Ces enregistrements sont des documents recueillis par Maurice Bitter lors de ses voyages en Océanie. Il a publié de nombreux livres les relatant, dont Iles merveilleuses du Pacifique en 1976, et aussi des disques. On voit assez souvent ceux concernant Tahiti et la Polynésie, mais je n'en connaissais pas venant de Mélanésie (L'archipel des Nouvelles-Hébrides constitue depuis 1980 un état indépendant, la République de Vanuatu.

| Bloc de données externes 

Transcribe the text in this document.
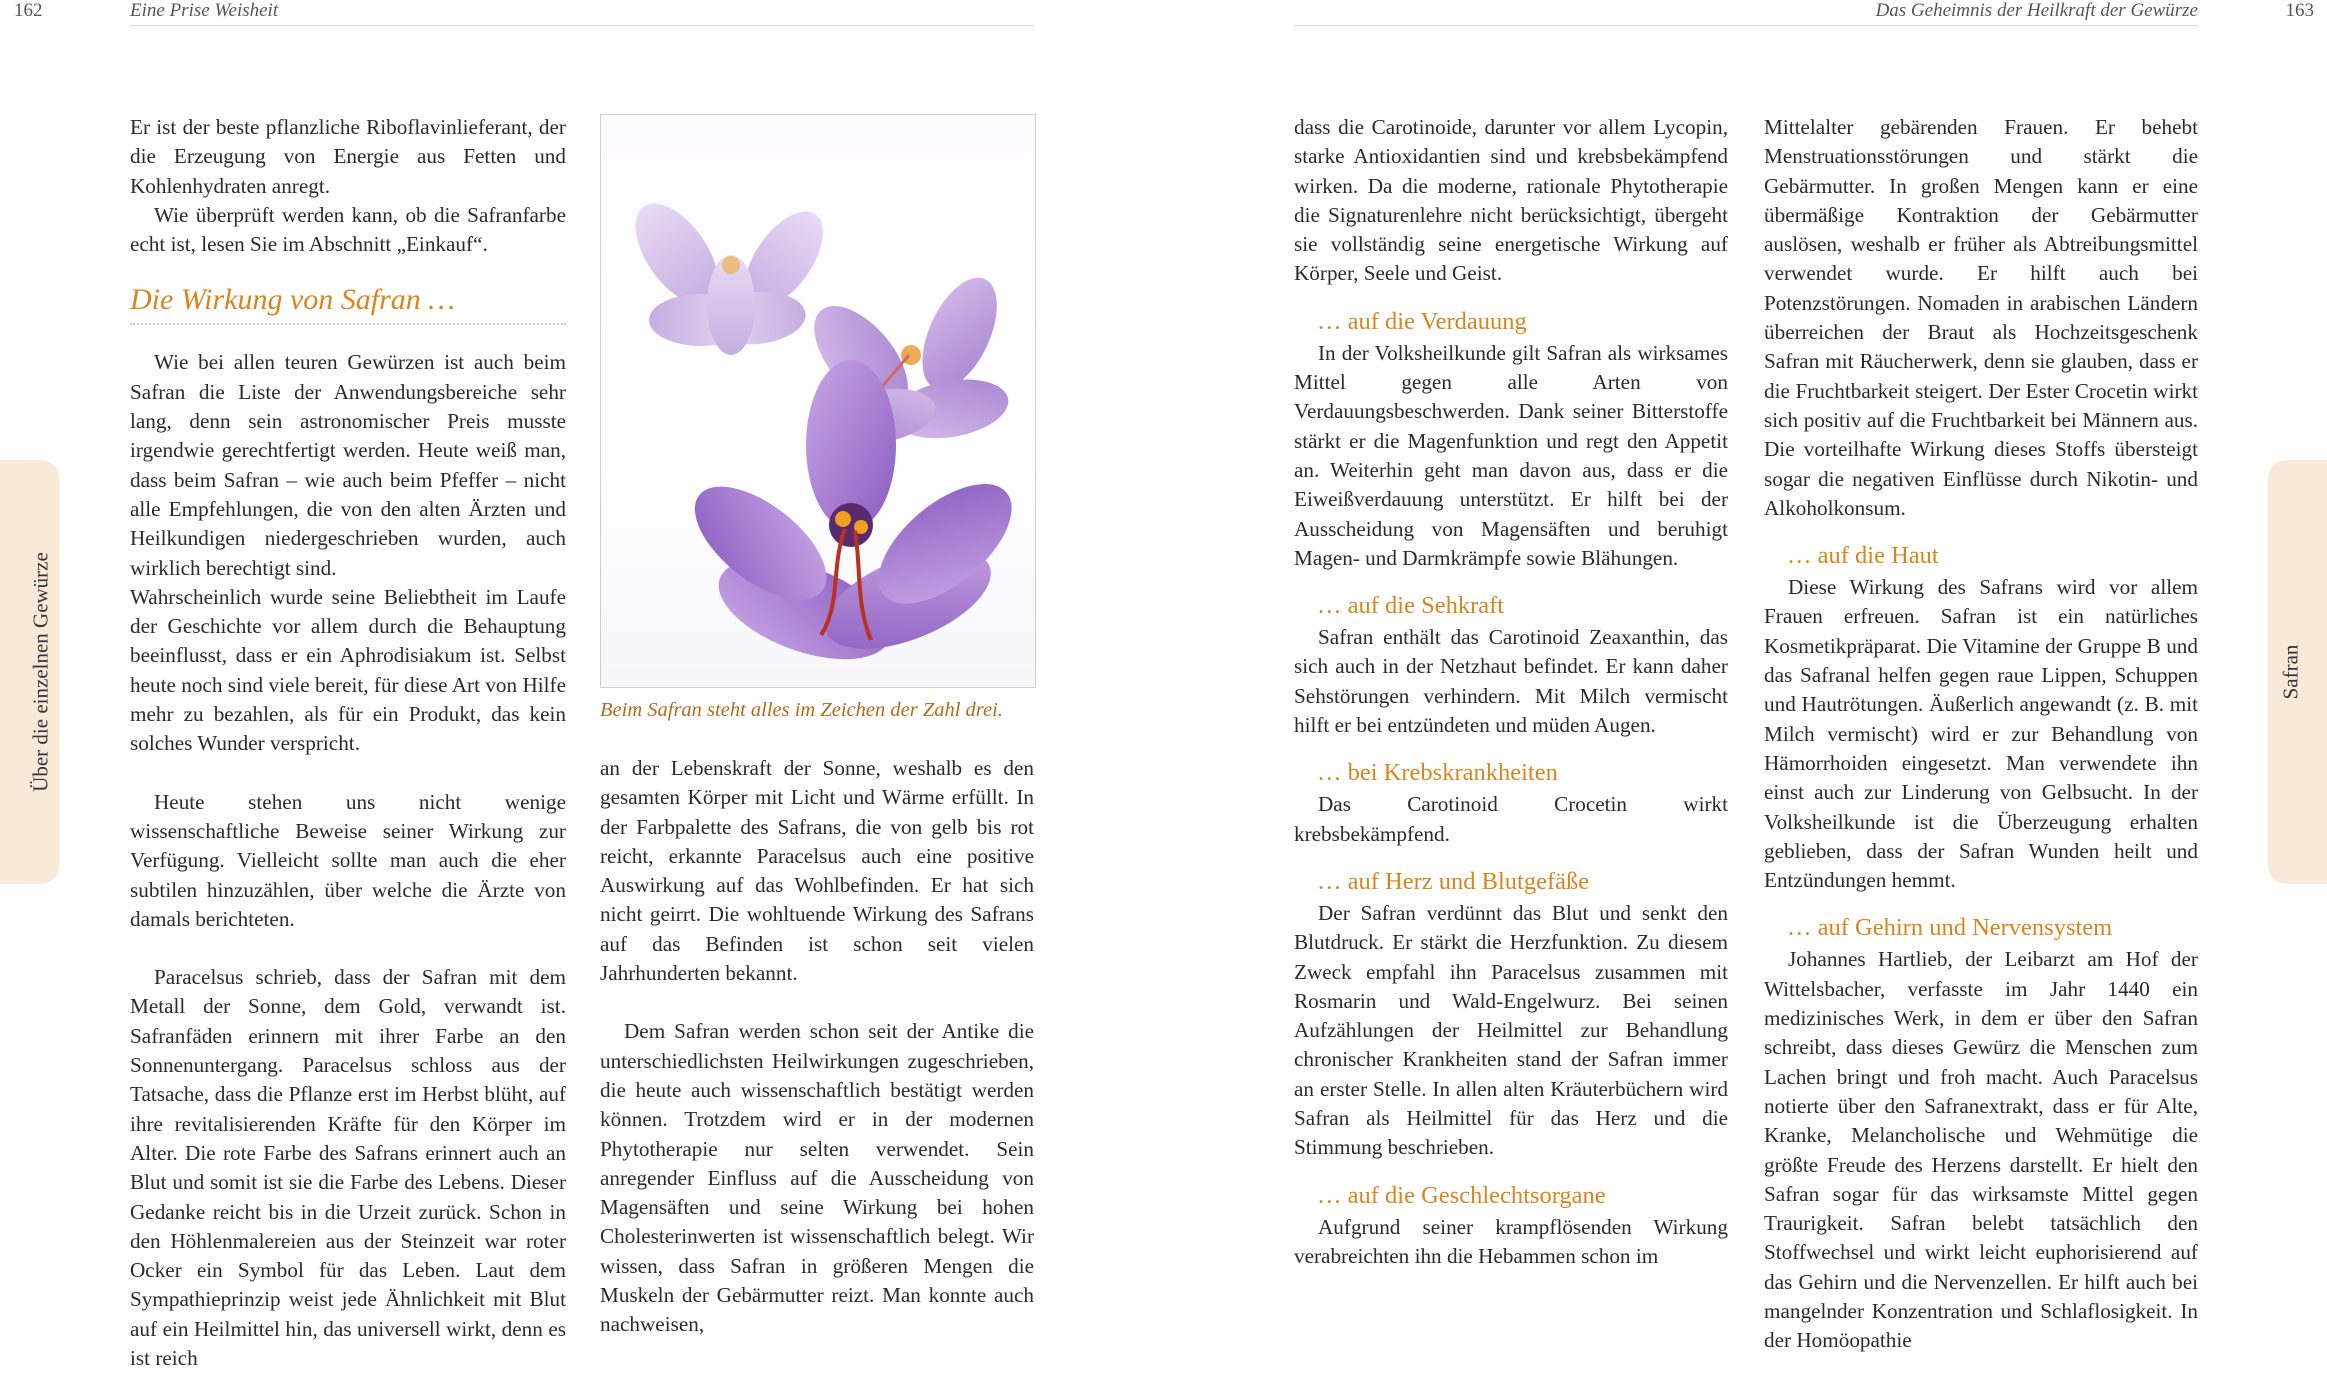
162	Eine Prise Weisheit
Über die einzelnen Gewürze

Er ist der beste pflanzliche Riboflavinlieferant, der die Erzeugung von Energie aus Fetten und Kohlenhydraten anregt.

Wie überprüft werden kann, ob die Safranfarbe echt ist, lesen Sie im Abschnitt „Einkauf“.

Die Wirkung von Safran …

Wie bei allen teuren Gewürzen ist auch beim Safran die Liste der Anwendungsbereiche sehr lang, denn sein astronomischer Preis musste irgendwie gerechtfertigt werden. Heute weiß man, dass beim Safran – wie auch beim Pfeffer – nicht alle Empfehlungen, die von den alten Ärzten und Heilkundigen niedergeschrieben wurden, auch wirklich berechtigt sind.

Wahrscheinlich wurde seine Beliebtheit im Laufe der Geschichte vor allem durch die Behauptung beeinflusst, dass er ein Aphrodisiakum ist. Selbst heute noch sind viele bereit, für diese Art von Hilfe mehr zu bezahlen, als für ein Produkt, das kein solches Wunder verspricht.

Heute stehen uns nicht wenige wissenschaftliche Beweise seiner Wirkung zur Verfügung. Vielleicht sollte man auch die eher subtilen hinzuzählen, über welche die Ärzte von damals berichteten.

Paracelsus schrieb, dass der Safran mit dem Metall der Sonne, dem Gold, verwandt ist. Safranfäden erinnern mit ihrer Farbe an den Sonnenuntergang. Paracelsus schloss aus der Tatsache, dass die Pflanze erst im Herbst blüht, auf ihre revitalisierenden Kräfte für den Körper im Alter. Die rote Farbe des Safrans erinnert auch an Blut und somit ist sie die Farbe des Lebens. Dieser Gedanke reicht bis in die Urzeit zurück. Schon in den Höhlenmalereien aus der Steinzeit war roter Ocker ein Symbol für das Leben. Laut dem Sympathieprinzip weist jede Ähnlichkeit mit Blut auf ein Heilmittel hin, das universell wirkt, denn es ist reich

Beim Safran steht alles im Zeichen der Zahl drei.

an der Lebenskraft der Sonne, weshalb es den gesamten Körper mit Licht und Wärme erfüllt. In der Farbpalette des Safrans, die von gelb bis rot reicht, erkannte Paracelsus auch eine positive Auswirkung auf das Wohlbefinden. Er hat sich nicht geirrt. Die wohltuende Wirkung des Safrans auf das Befinden ist schon seit vielen Jahrhunderten bekannt.

Dem Safran werden schon seit der Antike die unterschiedlichsten Heilwirkungen zugeschrieben, die heute auch wissenschaftlich bestätigt werden können. Trotzdem wird er in der modernen Phytotherapie nur selten verwendet. Sein anregender Einfluss auf die Ausscheidung von Magensäften und seine Wirkung bei hohen Cholesterinwerten ist wissenschaftlich belegt. Wir wissen, dass Safran in größeren Mengen die Muskeln der Gebärmutter reizt. Man konnte auch nachweisen,

Das Geheimnis der Heilkraft der Gewürze	163
Safran

dass die Carotinoide, darunter vor allem Lycopin, starke Antioxidantien sind und krebsbekämpfend wirken. Da die moderne, rationale Phytotherapie die Signaturenlehre nicht berücksichtigt, übergeht sie vollständig seine energetische Wirkung auf Körper, Seele und Geist.

… auf die Verdauung

In der Volksheilkunde gilt Safran als wirksames Mittel gegen alle Arten von Verdauungsbeschwerden. Dank seiner Bitterstoffe stärkt er die Magenfunktion und regt den Appetit an. Weiterhin geht man davon aus, dass er die Eiweißverdauung unterstützt. Er hilft bei der Ausscheidung von Magensäften und beruhigt Magen- und Darmkrämpfe sowie Blähungen.

… auf die Sehkraft

Safran enthält das Carotinoid Zeaxanthin, das sich auch in der Netzhaut befindet. Er kann daher Sehstörungen verhindern. Mit Milch vermischt hilft er bei entzündeten und müden Augen.

… bei Krebskrankheiten

Das Carotinoid Crocetin wirkt krebsbekämpfend.

… auf Herz und Blutgefäße

Der Safran verdünnt das Blut und senkt den Blutdruck. Er stärkt die Herzfunktion. Zu diesem Zweck empfahl ihn Paracelsus zusammen mit Rosmarin und Wald-Engelwurz. Bei seinen Aufzählungen der Heilmittel zur Behandlung chronischer Krankheiten stand der Safran immer an erster Stelle. In allen alten Kräuterbüchern wird Safran als Heilmittel für das Herz und die Stimmung beschrieben.

… auf die Geschlechtsorgane

Aufgrund seiner krampflösenden Wirkung verabreichten ihn die Hebammen schon im

Mittelalter gebärenden Frauen. Er behebt Menstruationsstörungen und stärkt die Gebärmutter. In großen Mengen kann er eine übermäßige Kontraktion der Gebärmutter auslösen, weshalb er früher als Abtreibungsmittel verwendet wurde. Er hilft auch bei Potenzstörungen. Nomaden in arabischen Ländern überreichen der Braut als Hochzeitsgeschenk Safran mit Räucherwerk, denn sie glauben, dass er die Fruchtbarkeit steigert. Der Ester Crocetin wirkt sich positiv auf die Fruchtbarkeit bei Männern aus. Die vorteilhafte Wirkung dieses Stoffs übersteigt sogar die negativen Einflüsse durch Nikotin- und Alkoholkonsum.

… auf die Haut

Diese Wirkung des Safrans wird vor allem Frauen erfreuen. Safran ist ein natürliches Kosmetikpräparat. Die Vitamine der Gruppe B und das Safranal helfen gegen raue Lippen, Schuppen und Hautrötungen. Äußerlich angewandt (z. B. mit Milch vermischt) wird er zur Behandlung von Hämorrhoiden eingesetzt. Man verwendete ihn einst auch zur Linderung von Gelbsucht. In der Volksheilkunde ist die Überzeugung erhalten geblieben, dass der Safran Wunden heilt und Entzündungen hemmt.

… auf Gehirn und Nervensystem

Johannes Hartlieb, der Leibarzt am Hof der Wittelsbacher, verfasste im Jahr 1440 ein medizinisches Werk, in dem er über den Safran schreibt, dass dieses Gewürz die Menschen zum Lachen bringt und froh macht. Auch Paracelsus notierte über den Safranextrakt, dass er für Alte, Kranke, Melancholische und Wehmütige die größte Freude des Herzens darstellt. Er hielt den Safran sogar für das wirksamste Mittel gegen Traurigkeit. Safran belebt tatsächlich den Stoffwechsel und wirkt leicht euphorisierend auf das Gehirn und die Nervenzellen. Er hilft auch bei mangelnder Konzentration und Schlaflosigkeit. In der Homöopathie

La capitale se situe sur l''île Vaté, appelée également Efaté).
Maurice Bitter s'en excuse presque dans les notes de pochette, en justifiant l'authenticité de la musique produite par les jeunes musiciens, mais ce disque a été enregistré sur l'esplanade de l'hôtel Le Lagon. Cet exemplaire du disque a lui fait au moins une fois un tour du monde complet : fabriqué en France, il a été acheté en souvenir de l'île Vaté sur place par un marin du porte-hélicoptéres français "Jeanne d'Arc" le 30 janvier 1974.
Ces chants, accompagnés à la guitare ou au ukulélé, ne sont pas très différents des chants tahitiens, à un instrument près, dont Maurice Bitter détaille la description au dos de la pochette : "L'instrument que vous entendez et qui ressemble curieusement à une contrebasse n'a en réalité pas de nom. Il est composé de 12 bambous évidés, attachés ensemble et de taille croissante. Ils vont de un mètre à trois mètres environ. Cette sorte d'orgue tropical est manié par un jeune garçon qui en joue... en frappant sur les trous de bambou avec une vieille savate. Et voilà ce qui donne cette musique assez proche du jazz ma foi et réellement mélodieuse."
La description me disait quelque chose et cela a été confirmé à l'écoute dès les premières notes : cet instrument, dont le son très particulier fait effectivement tout le sel (marin) de ces enregistrements, est le même ou un très proche cousin de l'ensemble de douze tuyaux pilonnants que j'ai entendu il y a quelques temps sur un CD en accompagnement de l'ensemble de flûtes de Pan 'aré'aré des Îles Salomon.
En fouinant, j'ai trouvé la trace d'un autre 33 tours petit format chez MF enregistré par Marurice Bitter sur l'île Pentecote. Je pense que ce sont ces deux petits disques qui constituent l'album Chants et des danses des Nouvelles-Hébrides édité chez Visages du Monde.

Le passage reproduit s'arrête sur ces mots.